A magician masquerading as a filmmaker, Alfonso Cuaron delivers a fim experience that shakes our senses while it wows our sensibilities. Suspense hangs in nearly every frame of the tight 90-minute Gravity, one of the rare films that is a must-see in 3-D. Space travel serves as the ultimate backdrop for not only physical survival but as a barren landscape upon which to rebel against the notion of man being a mere speck in the grand ether. It’s always been so within this genre, only Cuaron works wonders instilling the dreadful feeling that at any given moment almost anything can happen.
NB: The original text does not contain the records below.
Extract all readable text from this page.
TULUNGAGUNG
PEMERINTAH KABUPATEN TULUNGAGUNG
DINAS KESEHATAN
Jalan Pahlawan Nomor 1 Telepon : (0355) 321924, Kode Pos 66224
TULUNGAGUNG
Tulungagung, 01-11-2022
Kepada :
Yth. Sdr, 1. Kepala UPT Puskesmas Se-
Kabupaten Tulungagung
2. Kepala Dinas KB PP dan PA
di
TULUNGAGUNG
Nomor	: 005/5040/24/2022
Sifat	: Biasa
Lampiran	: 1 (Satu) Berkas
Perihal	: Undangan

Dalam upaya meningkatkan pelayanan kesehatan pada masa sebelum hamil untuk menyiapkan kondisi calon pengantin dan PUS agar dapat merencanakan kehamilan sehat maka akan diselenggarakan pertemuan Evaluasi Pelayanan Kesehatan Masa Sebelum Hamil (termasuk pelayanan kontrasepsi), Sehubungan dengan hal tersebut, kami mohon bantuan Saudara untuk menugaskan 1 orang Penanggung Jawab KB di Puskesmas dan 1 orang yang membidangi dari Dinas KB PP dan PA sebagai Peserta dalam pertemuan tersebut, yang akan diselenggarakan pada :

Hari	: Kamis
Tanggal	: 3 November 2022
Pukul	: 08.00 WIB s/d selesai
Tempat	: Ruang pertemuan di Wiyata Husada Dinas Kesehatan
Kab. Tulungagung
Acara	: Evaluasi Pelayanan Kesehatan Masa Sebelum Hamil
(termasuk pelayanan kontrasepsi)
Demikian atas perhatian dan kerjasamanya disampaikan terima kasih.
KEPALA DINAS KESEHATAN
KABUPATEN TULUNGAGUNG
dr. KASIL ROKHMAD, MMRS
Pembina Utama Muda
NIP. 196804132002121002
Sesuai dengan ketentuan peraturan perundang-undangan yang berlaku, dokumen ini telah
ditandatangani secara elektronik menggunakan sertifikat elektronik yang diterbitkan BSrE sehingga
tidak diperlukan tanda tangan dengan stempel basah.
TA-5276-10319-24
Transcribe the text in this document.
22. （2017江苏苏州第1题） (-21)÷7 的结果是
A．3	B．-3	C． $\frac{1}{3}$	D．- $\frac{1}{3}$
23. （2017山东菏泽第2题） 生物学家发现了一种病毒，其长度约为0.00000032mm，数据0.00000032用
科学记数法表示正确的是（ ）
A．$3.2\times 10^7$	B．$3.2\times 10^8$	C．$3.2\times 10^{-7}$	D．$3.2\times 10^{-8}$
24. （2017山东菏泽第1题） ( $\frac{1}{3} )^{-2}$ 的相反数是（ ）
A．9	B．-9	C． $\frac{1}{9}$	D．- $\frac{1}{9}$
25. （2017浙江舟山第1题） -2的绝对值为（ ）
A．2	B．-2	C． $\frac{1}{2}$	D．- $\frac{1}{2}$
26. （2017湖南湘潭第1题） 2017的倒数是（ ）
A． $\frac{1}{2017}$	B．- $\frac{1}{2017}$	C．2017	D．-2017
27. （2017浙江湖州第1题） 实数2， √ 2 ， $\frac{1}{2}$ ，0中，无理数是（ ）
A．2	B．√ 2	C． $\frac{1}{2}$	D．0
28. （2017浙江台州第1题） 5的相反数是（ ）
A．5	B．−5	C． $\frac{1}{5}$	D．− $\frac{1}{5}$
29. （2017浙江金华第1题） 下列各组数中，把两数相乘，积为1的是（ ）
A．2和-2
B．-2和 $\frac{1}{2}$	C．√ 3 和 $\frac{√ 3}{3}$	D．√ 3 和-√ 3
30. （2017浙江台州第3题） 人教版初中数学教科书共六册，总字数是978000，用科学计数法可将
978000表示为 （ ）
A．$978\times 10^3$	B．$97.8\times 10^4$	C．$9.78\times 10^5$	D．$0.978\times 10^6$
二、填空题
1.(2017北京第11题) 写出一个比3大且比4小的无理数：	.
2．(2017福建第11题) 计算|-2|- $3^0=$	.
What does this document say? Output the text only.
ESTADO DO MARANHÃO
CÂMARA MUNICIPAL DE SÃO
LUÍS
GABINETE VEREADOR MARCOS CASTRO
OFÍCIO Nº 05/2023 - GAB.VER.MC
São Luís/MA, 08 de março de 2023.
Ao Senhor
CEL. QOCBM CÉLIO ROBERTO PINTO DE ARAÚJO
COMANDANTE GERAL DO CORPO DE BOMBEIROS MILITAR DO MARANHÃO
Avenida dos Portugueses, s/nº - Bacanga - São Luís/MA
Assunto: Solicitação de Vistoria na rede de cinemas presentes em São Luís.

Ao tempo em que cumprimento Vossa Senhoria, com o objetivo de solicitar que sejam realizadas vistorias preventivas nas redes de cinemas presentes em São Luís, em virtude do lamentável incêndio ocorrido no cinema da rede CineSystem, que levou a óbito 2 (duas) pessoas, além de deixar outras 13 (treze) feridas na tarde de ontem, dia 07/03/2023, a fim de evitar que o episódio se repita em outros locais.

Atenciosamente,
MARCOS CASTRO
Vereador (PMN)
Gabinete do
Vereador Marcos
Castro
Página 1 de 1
Stylistically, space’s enormity vies with and simultaneously complements the severity of the predicament of space travel novice, Dr. Ryan Stone (Sandra Bullock). The larger and more empty the landscape, the greater and more dramatic the immersive shift to the hard realities seen from the interior viewpoint inside her space helmet. At risk of coming off claustrophobic in a film where the majority of the scenes have the actors inside their helmets, Cuaron and company hold sway over the project. It’s ironic that the film is presenting new systems of technical virtuosity almost incidentally. You’ll be so immersed in both beautiful and terrifying images, you’ll eventually stop trying to figure out how Cuaron pulled this off. Starting with a dazzling 13-minute opening single shot, you soon realize the film isn’t so much out to test technologies as to test our ability to withstand anxiety, and perhaps, to test our souls.
On hand as a razzing, lovable, yet do-or-die, no-nonsense commander, is Matt Kowalski (George Clooney). He tells Stone she’s the real deal on the mission; he just “drives the bus.” When the bus breaks down due to hurtling debris, Kowalski alternates his supportive, inspirational slaps on the back with valuable advice for survival. As an excellent Bullock takes over the movie, Stone’s choices resonate a struggle between self-doubt and confidence. No matter how overwhelming the simulated space portrayed, there’s always a human center.
Like space itself, Gravity never clobbers us but goes about its business quietly and eerily. It’s a special achievement that Cuaron (Children of Men, Harry Potter and The Prisoner of Azkaban, and the marvelous Y Tu Mama Tambien)
is able to marry comic-strip and arthouse interests. Special effects whiz Tim Webber, cinematographer Emmanuel Lubezki, and composer Steven Price, who knows the value of understating, all contribute beautifully.
A title card at Gravity’s beginnjng reads, “There is nothing to carry sound. No air pressure. No oxygen. Life in space is impossible.” With Gravity, Alfonso Cuaron, like in all pure cinematic art, makes the impossible possible.